Manpower shortage hasn’t affected Navy: Vice Admiral

Says shortfall will be address in a few years

December 02, 2016 07:32 pm | Updated December 03, 2016 09:59 am IST - KOCHI:

Vice Admiral A.R. Karve, Flag Officer Commanding in Chief of the Southern Naval Command, addressing the media on board INS Tir at the Naval Base in Kochi on Friday. Photo: Thulasi Kakkat

Vice Admiral A.R. Karve, Flag Officer Commanding in Chief of the Southern Naval Command, addressing the media on board INS Tir at the Naval Base in Kochi on Friday. Photo: Thulasi Kakkat

Shortfall of personnel, both officers and men, has not affected the Navy’s operational efficiency and preparedness.

However, it will be made up for in the next few years by increasing the intake capacity of training institutions, Vice Admiral A.R. Karve, Flag Officer Commanding in Chief of the Southern Naval Command, the force’s training command, has said.

The Navy continued to maintain operational readiness despite the shortfall and measures had been in place to address concerns arising from it, he told the media on board training vessel INS Tir ahead of Navy Day on December 4.

Many applications

Asked if there was high attrition among officers in the Navy in the wake of allegations of the Services getting a raw deal in the Seventh Pay Commission, he said the fact was to the contrary and that the force received a deluge of applications in response to employment notices.
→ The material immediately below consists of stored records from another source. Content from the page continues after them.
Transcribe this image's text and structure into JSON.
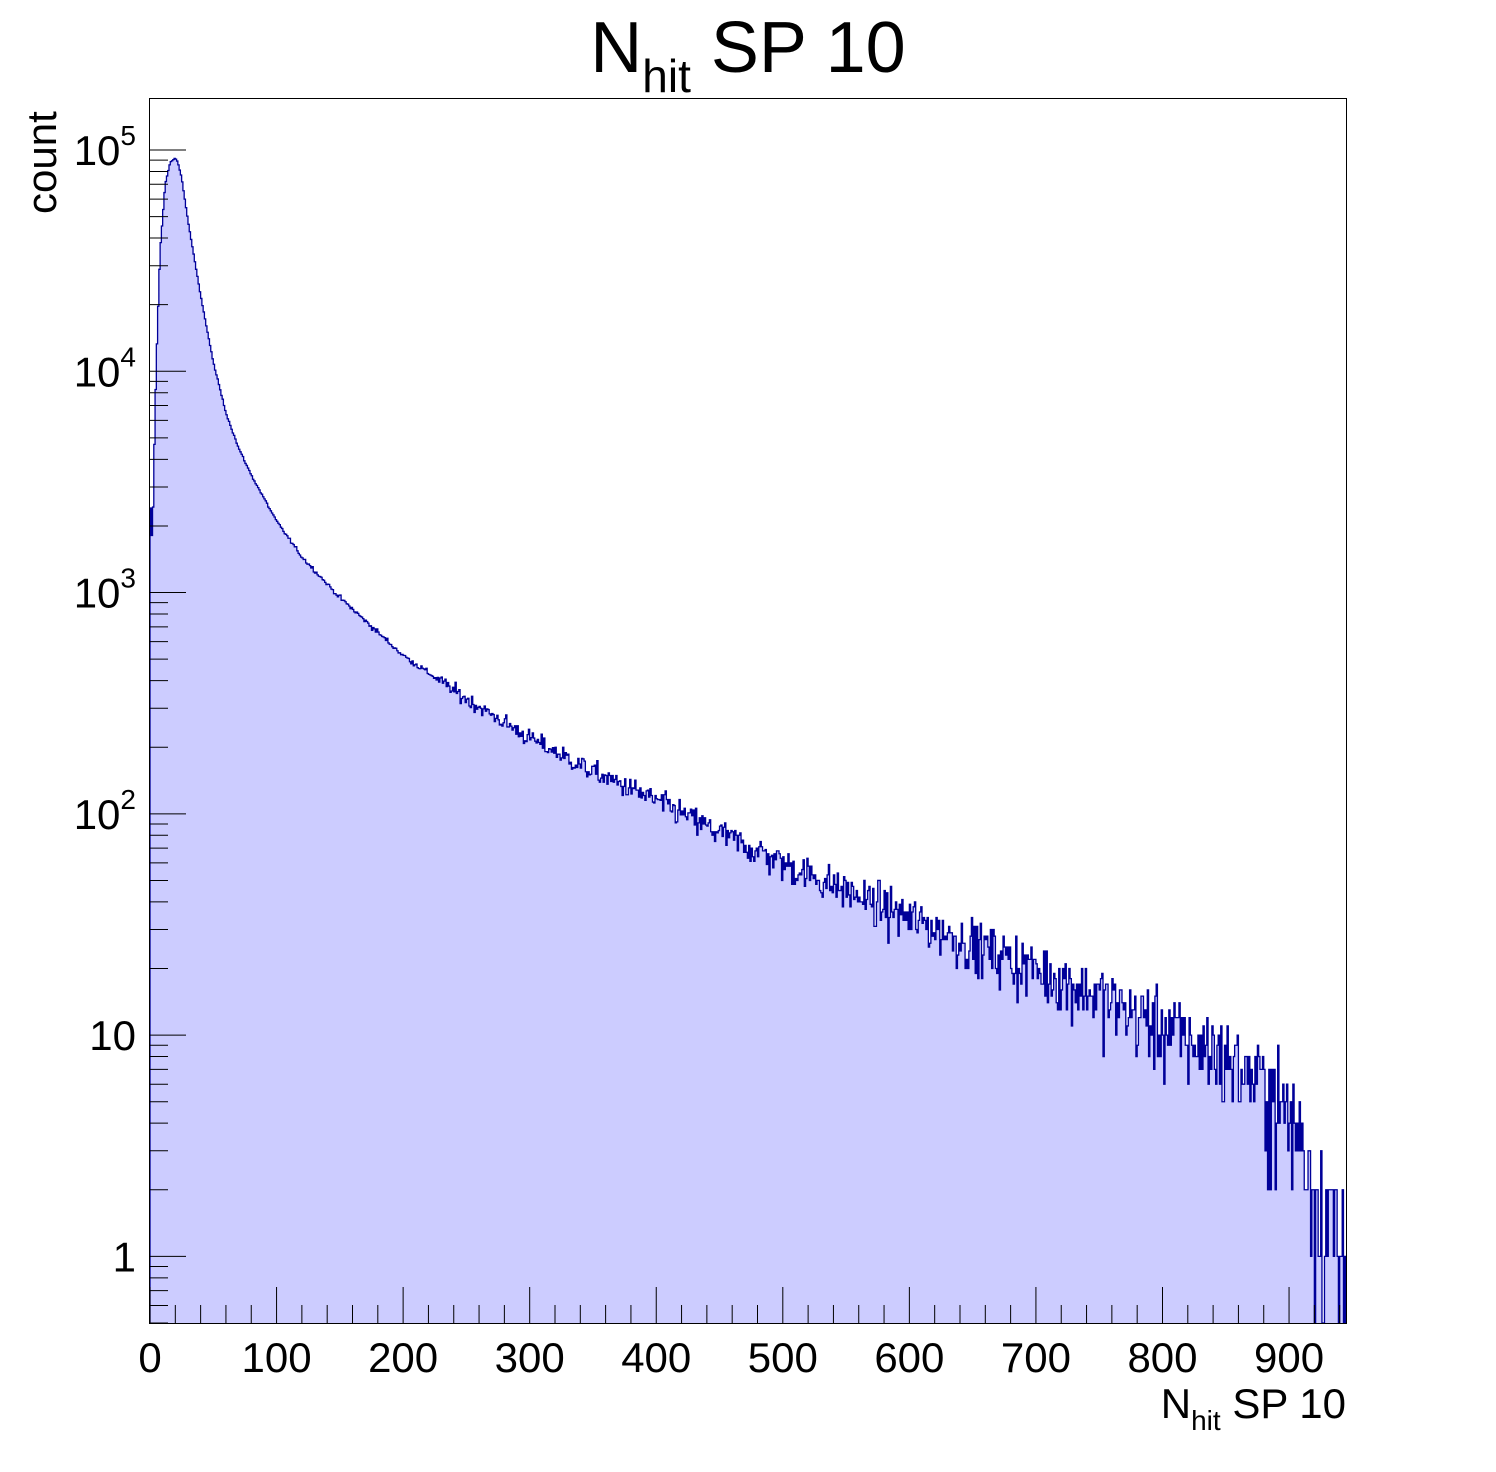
{
  "chart_data": {
    "type": "area",
    "title": {
      "main": "N",
      "sub": "hit",
      "rest": " SP 10"
    },
    "xlabel": {
      "main": "N",
      "sub": "hit",
      "rest": " SP 10"
    },
    "ylabel": "count",
    "x_range": [
      0,
      945
    ],
    "y_range": [
      0.5,
      170000
    ],
    "y_scale": "log",
    "x_ticks": [
      "0",
      "100",
      "200",
      "300",
      "400",
      "500",
      "600",
      "700",
      "800",
      "900"
    ],
    "x_tick_values": [
      0,
      100,
      200,
      300,
      400,
      500,
      600,
      700,
      800,
      900
    ],
    "y_ticks": [
      {
        "value": 1,
        "base": "1",
        "exp": ""
      },
      {
        "value": 10,
        "base": "10",
        "exp": ""
      },
      {
        "value": 100,
        "base": "10",
        "exp": "2"
      },
      {
        "value": 1000,
        "base": "10",
        "exp": "3"
      },
      {
        "value": 10000,
        "base": "10",
        "exp": "4"
      },
      {
        "value": 100000,
        "base": "10",
        "exp": "5"
      }
    ],
    "bin_width": 1,
    "fill_color": "#ccccff",
    "line_color": "#000099",
    "series": [
      {
        "profile_x": [
          0,
          1,
          2,
          3,
          5,
          8,
          12,
          16,
          20,
          22,
          25,
          30,
          40,
          50,
          60,
          70,
          80,
          100,
          120,
          150,
          200,
          250,
          300,
          350,
          400,
          450,
          500,
          550,
          600,
          650,
          700,
          750,
          800,
          850,
          880,
          900,
          915,
          930,
          945
        ],
        "profile_y": [
          3000,
          1900,
          1700,
          3500,
          11000,
          35000,
          70000,
          88000,
          92000,
          88000,
          75000,
          48000,
          22000,
          11000,
          6500,
          4500,
          3400,
          2100,
          1450,
          950,
          520,
          330,
          220,
          155,
          115,
          82,
          60,
          45,
          34,
          26,
          20,
          15,
          11,
          8,
          6,
          4.5,
          3,
          1.5,
          0.8
        ]
      }
    ]
  }
}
The figures pertaining to premature retirement kept changing each year but issues relating to the Pay Commission had been taken up at the highest level and were under examination, he said.

With the construction of the purpose-built cadet training vessels at the ABG Shipyard having run aground, afloat training to cadets continued to be provided using old ships part of the First Training Squadron led by INS Tir and comprising naval and coast guard vessels including sail training ships. The matter had been taken up with the naval headquarters, he said.

The Vice Admiral spoke of the Navy’s efforts since the 1960s to build ships indigenously in a bid to become a builder’s Navy and said the force had covered quite a distance in indigenising, to varying degrees, the ‘float, move and fight’ components of warships made in India. All of the Navy’s 42 future platforms, ships and submarines, were getting ready at Indian shipyards.

Across the channel from the South Jetty where Tir remained berthed, the Cochin Shipyard was building the first indigenous aircraft carrier INS Vikrant, directly monitored by the Naval Headquarters and the Ministry of Defence.

The Vice Admiral remarked that the current issues over the timeline of Vikrant’s construction remained ‘very much live and changing by the week,’ declining to make further comments on the same.

He said the command’s plan to upgrade the Naval Ship Repair Yard (Kochi) and construct a dry-dock under it for repair of naval ships remained active.

The command will conduct an operational demonstration at the waterfront facing Rajendra Maidan on December 11 and 12 which will see the participation of the latest stealth destroyer INS Chennai.